The stroke also affected her right foot. After months of “therapy, therapy, therapy,” she gets around all right with a cane.
She held out hope she’d be able to return to work, but finally had to admit she isn’t up to it anymore.
She said she still feels blessed. Since her incident, three of her church friends have also had strokes. One can’t see at all and another can’t speak.
“I don’t know what a stroke does to you, but it zaps you,” she said.
Even at 91, she’s planning an active retirement. She frequently visits “them older folks” at the Wichita Masonic Home.
“It lifts me, gives me a joy to know that I can affect them,” West said. “I’m not going to just sit down.
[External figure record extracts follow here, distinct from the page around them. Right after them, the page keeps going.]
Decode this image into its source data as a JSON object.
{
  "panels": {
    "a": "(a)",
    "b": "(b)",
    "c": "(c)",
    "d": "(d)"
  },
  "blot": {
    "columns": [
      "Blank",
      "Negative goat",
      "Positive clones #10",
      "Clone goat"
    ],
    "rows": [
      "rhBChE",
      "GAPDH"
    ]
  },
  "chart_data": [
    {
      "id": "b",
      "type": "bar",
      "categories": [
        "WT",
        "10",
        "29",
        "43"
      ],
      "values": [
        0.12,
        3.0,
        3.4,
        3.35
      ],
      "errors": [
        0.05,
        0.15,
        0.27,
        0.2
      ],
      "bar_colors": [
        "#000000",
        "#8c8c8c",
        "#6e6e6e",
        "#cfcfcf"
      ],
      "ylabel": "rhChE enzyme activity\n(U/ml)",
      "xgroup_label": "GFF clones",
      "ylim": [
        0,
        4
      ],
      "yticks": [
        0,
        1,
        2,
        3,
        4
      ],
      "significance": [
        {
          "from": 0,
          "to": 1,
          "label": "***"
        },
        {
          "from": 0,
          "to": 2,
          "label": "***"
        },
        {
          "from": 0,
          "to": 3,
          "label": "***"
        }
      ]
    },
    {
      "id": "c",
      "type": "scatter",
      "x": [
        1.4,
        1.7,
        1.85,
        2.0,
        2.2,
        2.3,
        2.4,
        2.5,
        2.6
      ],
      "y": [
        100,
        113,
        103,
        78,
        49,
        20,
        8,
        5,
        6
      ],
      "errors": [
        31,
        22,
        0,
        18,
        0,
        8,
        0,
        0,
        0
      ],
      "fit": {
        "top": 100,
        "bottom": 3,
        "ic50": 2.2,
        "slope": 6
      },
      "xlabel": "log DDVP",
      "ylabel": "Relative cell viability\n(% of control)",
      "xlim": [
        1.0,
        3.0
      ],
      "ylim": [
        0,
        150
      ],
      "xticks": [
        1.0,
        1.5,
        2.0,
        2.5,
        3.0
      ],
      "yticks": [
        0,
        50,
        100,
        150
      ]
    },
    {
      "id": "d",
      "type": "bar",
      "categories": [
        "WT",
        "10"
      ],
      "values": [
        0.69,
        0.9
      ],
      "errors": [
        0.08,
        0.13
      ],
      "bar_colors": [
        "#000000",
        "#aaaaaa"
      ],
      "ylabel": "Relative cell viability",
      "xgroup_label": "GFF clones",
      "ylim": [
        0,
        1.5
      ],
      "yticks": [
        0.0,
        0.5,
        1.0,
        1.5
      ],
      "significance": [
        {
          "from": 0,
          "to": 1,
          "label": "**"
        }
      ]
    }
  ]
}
No.”
At a Sept. 12 commission meeting, officials were effusive in their praise of West, who’s served through the tenures of 28 county commissioners.
“Eula, you clearly have had an impact on so many lives,” said Commissioner David Unruh. “You are consistently optimistic, and energetic and encouraging, and those are the things that we need around here a lot.”
“Eula, you’re obviously an institution and a legend and nobody wants to see you go,” added Commissioner Michael O’Donnell. “We all love you and anybody’s who’s been through the courthouse in the last 50 years loves you too.”
“I call you the personality of Sedgwick County,” said Commissioner Jim Howell.
In leaving, West left the commission her cherished — and useful — collection of county employee directories, every year back to 1969.
And she said she’s still ready to serve the county, if now in an unofficial capacity.
“I will be coming around to see what they’re doing,” she said. “If anybody needs any help for a few minutes, I’ll help them.”